Dyrektor Europolu ostrzega przed groźbą ze strony zamachowców wysyłanych do Europy przez tak zwane Państwo Islamskie. Rob Wainwright podkreślił, że islamiści podjęli strategiczną decyzję zdestabilizowania Europy.
Brytyjczyk Rob Wainwright udzielił wywiadów między innymi "Daily Telegraphowi" i popołudniówce "Evening Standard".
Jak powiedział, planom tzw. Państwa Islamskiego sprzyja istnienie rozbudowanego handlu bronią w tak zwanej "ciemnej sieci" internetowej i masowa produkcja fałszywych paszportów w związku z exodusem uchodźców i imigrantów do Europy. Szef Europolu powiedział, że w różnych krajach Unii toczy się ponad 50 dochodzeń antyterrorystycznych, a dalsze zamachy, takie jak ostatnio w Niemczech i Francji, są nieuniknione.

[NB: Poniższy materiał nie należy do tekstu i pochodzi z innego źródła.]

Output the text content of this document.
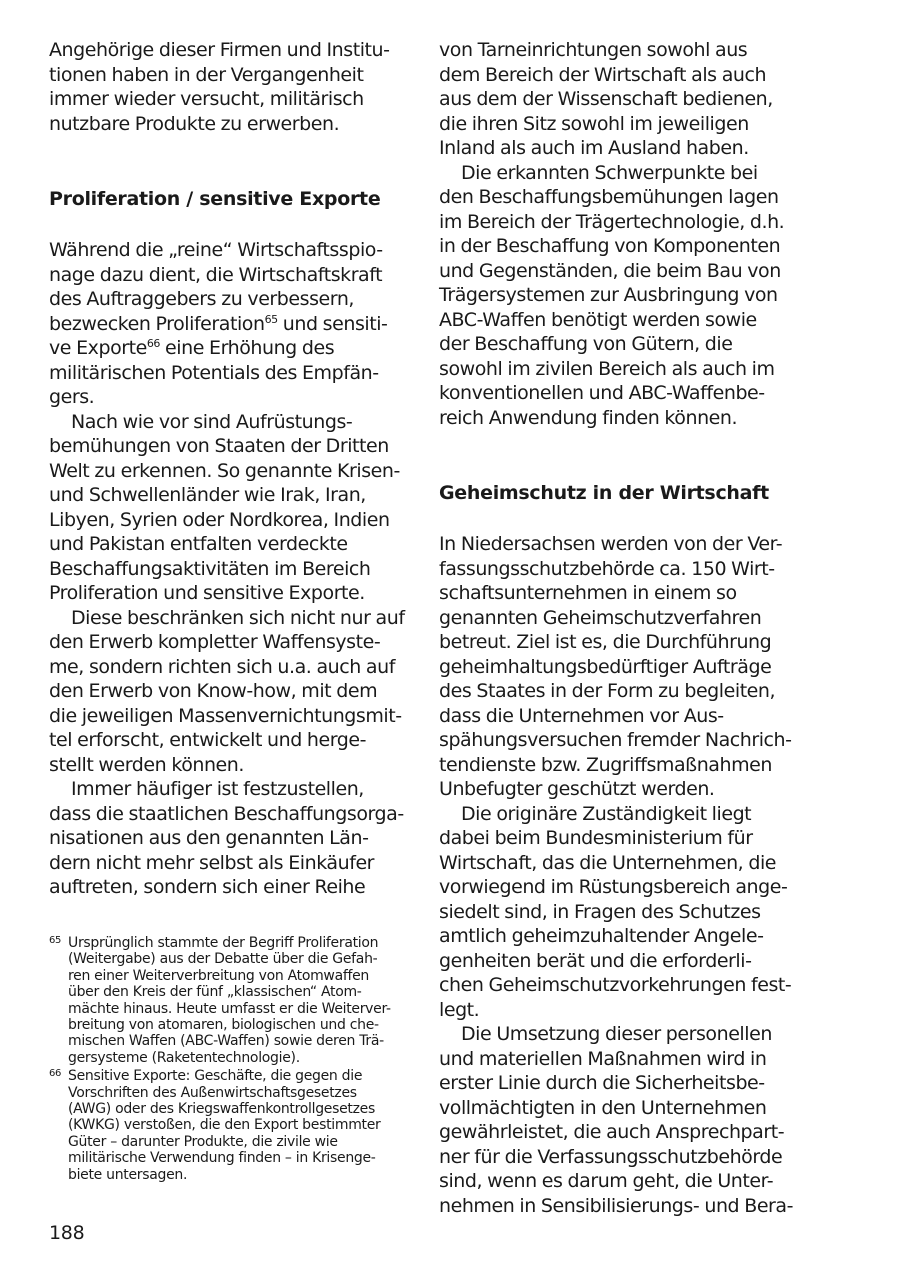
Angehörige dieser Firmen und Institu-
tionen haben in der Vergangenheit
immer wieder versucht, militärisch
nutzbare Produkte zu erwerben.

Proliferation / sensitive Exporte

Während die „reine“ Wirtschaftsspio-
nage dazu dient, die Wirtschaftskraft
des Auftraggebers zu verbessern,
bezwecken Proliferation$^{65}$ und sensiti-
ve Exporte$^{66}$ eine Erhöhung des
militärischen Potentials des Empfän-
gers.

Nach wie vor sind Aufrüstungs-
bemühungen von Staaten der Dritten
Welt zu erkennen. So genannte Krisen-
und Schwellenländer wie Irak, Iran,
Libyen, Syrien oder Nordkorea, Indien
und Pakistan entfalten verdeckte
Beschaffungsaktivitäten im Bereich
Proliferation und sensitive Exporte.

Diese beschränken sich nicht nur auf
den Erwerb kompletter Waffensyste-
me, sondern richten sich u.a. auch auf
den Erwerb von Know-how, mit dem
die jeweiligen Massenvernichtungsmit-
tel erforscht, entwickelt und herge-
stellt werden können.

Immer häufiger ist festzustellen,
dass die staatlichen Beschaffungsorga-
nisationen aus den genannten Län-
dern nicht mehr selbst als Einkäufer
auftreten, sondern sich einer Reihe

65 Ursprünglich stammte der Begriff Proliferation
(Weitergabe) aus der Debatte über die Gefah-
ren einer Weiterverbreitung von Atomwaffen
über den Kreis der fünf „klassischen“ Atom-
mächte hinaus. Heute umfasst er die Weiterver-
breitung von atomaren, biologischen und che-
mischen Waffen (ABC-Waffen) sowie deren Trä-
gersysteme (Raketentechnologie).
66 Sensitive Exporte: Geschäfte, die gegen die
Vorschriften des Außenwirtschaftsgesetzes
(AWG) oder des Kriegswaffenkontrollgesetzes
(KWKG) verstoßen, die den Export bestimmter
Güter – darunter Produkte, die zivile wie
militärische Verwendung finden – in Krisenge-
biete untersagen.
188

von Tarneinrichtungen sowohl aus
dem Bereich der Wirtschaft als auch
aus dem der Wissenschaft bedienen,
die ihren Sitz sowohl im jeweiligen
Inland als auch im Ausland haben.

Die erkannten Schwerpunkte bei
den Beschaffungsbemühungen lagen
im Bereich der Trägertechnologie, d.h.
in der Beschaffung von Komponenten
und Gegenständen, die beim Bau von
Trägersystemen zur Ausbringung von
ABC-Waffen benötigt werden sowie
der Beschaffung von Gütern, die
sowohl im zivilen Bereich als auch im
konventionellen und ABC-Waffenbe-
reich Anwendung finden können.

Geheimschutz in der Wirtschaft

In Niedersachsen werden von der Ver-
fassungsschutzbehörde ca. 150 Wirt-
schaftsunternehmen in einem so
genannten Geheimschutzverfahren
betreut. Ziel ist es, die Durchführung
geheimhaltungsbedürftiger Aufträge
des Staates in der Form zu begleiten,
dass die Unternehmen vor Aus-
spähungsversuchen fremder Nachrich-
tendienste bzw. Zugriffsmaßnahmen
Unbefugter geschützt werden.

Die originäre Zuständigkeit liegt
dabei beim Bundesministerium für
Wirtschaft, das die Unternehmen, die
vorwiegend im Rüstungsbereich ange-
siedelt sind, in Fragen des Schutzes
amtlich geheimzuhaltender Angele-
genheiten berät und die erforderli-
chen Geheimschutzvorkehrungen fest-
legt.

Die Umsetzung dieser personellen
und materiellen Maßnahmen wird in
erster Linie durch die Sicherheitsbe-
vollmächtigten in den Unternehmen
gewährleistet, die auch Ansprechpart-
ner für die Verfassungsschutzbehörde
sind, wenn es darum geht, die Unter-
nehmen in Sensibilisierungs- und Bera-
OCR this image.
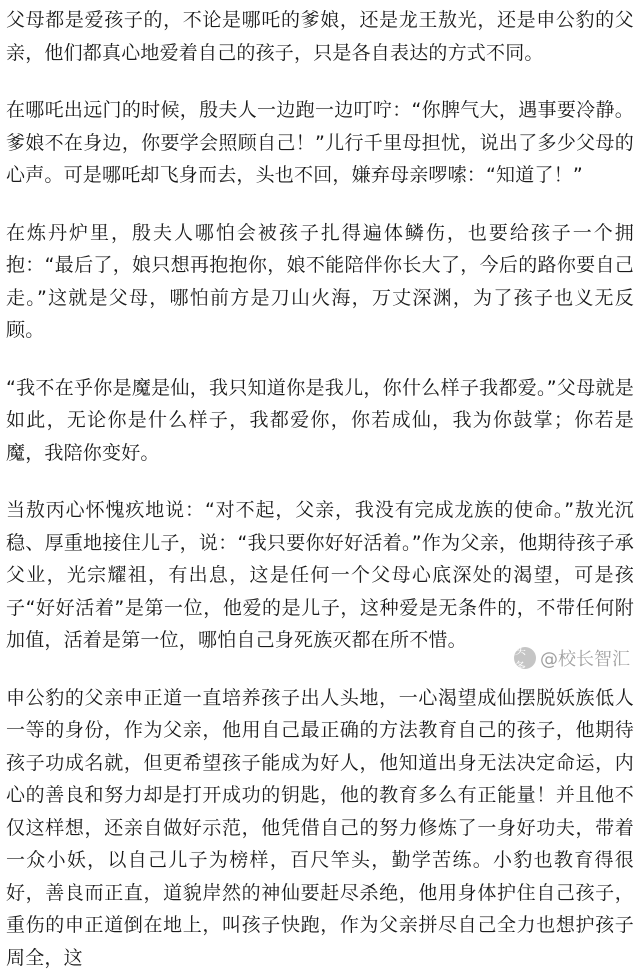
父母都是爱孩子的，不论是哪吒的爹娘，还是龙王敖光，还是申公豹的父亲，他们都真心地爱着自己的孩子，只是各自表达的方式不同。

在哪吒出远门的时候，殷夫人一边跑一边叮咛：“你脾气大，遇事要冷静。爹娘不在身边，你要学会照顾自己！”儿行千里母担忧，说出了多少父母的心声。可是哪吒却飞身而去，头也不回，嫌弃母亲啰嗦：“知道了！”

在炼丹炉里，殷夫人哪怕会被孩子扎得遍体鳞伤，也要给孩子一个拥抱：“最后了，娘只想再抱抱你，娘不能陪伴你长大了，今后的路你要自己走。”这就是父母，哪怕前方是刀山火海，万丈深渊，为了孩子也义无反顾。

“我不在乎你是魔是仙，我只知道你是我儿，你什么样子我都爱。”父母就是如此，无论你是什么样子，我都爱你，你若成仙，我为你鼓掌；你若是魔，我陪你变好。

当敖丙心怀愧疚地说：“对不起，父亲，我没有完成龙族的使命。”敖光沉稳、厚重地接住儿子，说：“我只要你好好活着。”作为父亲，他期待孩子承父业，光宗耀祖，有出息，这是任何一个父母心底深处的渴望，可是孩子“好好活着”是第一位，他爱的是儿子，这种爱是无条件的，不带任何附加值，活着是第一位，哪怕自己身死族灭都在所不惜。

申公豹的父亲申正道一直培养孩子出人头地，一心渴望成仙摆脱妖族低人一等的身份，作为父亲，他用自己最正确的方法教育自己的孩子，他期待孩子功成名就，但更希望孩子能成为好人，他知道出身无法决定命运，内心的善良和努力却是打开成功的钥匙，他的教育多么有正能量！并且他不仅这样想，还亲自做好示范，他凭借自己的努力修炼了一身好功夫，带着一众小妖，以自己儿子为榜样，百尺竿头，勤学苦练。小豹也教育得很好，善良而正直，道貌岸然的神仙要赶尽杀绝，他用身体护住自己孩子，重伤的申正道倒在地上，叫孩子快跑，作为父亲拼尽自己全力也想护孩子周全，这

头条 @校长智汇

Europol skierował do Grecji 200 swoich funkcjonariuszy w związku z informacjami, że Państwo Islamskie prowadzi indoktrynację i rekrutację w obozach dla uchodźców. Rob Wainwright wyraził wręcz zdziwienie, że islamiści nie wpadli na ten pomysł wcześniej i nie przemycali na większą skalę swych ludzi ukrytych wśród imigrantów.
Jego zdaniem, niezależnie od planowej akcji Państwa Islamskiego niepowodzenia militarne w Syrii i Iraku skłonią do powrotu do Europy coraz liczniejszych zawiedzionych dżihadystów, którzy jeszcze spotęgują zagrożenie.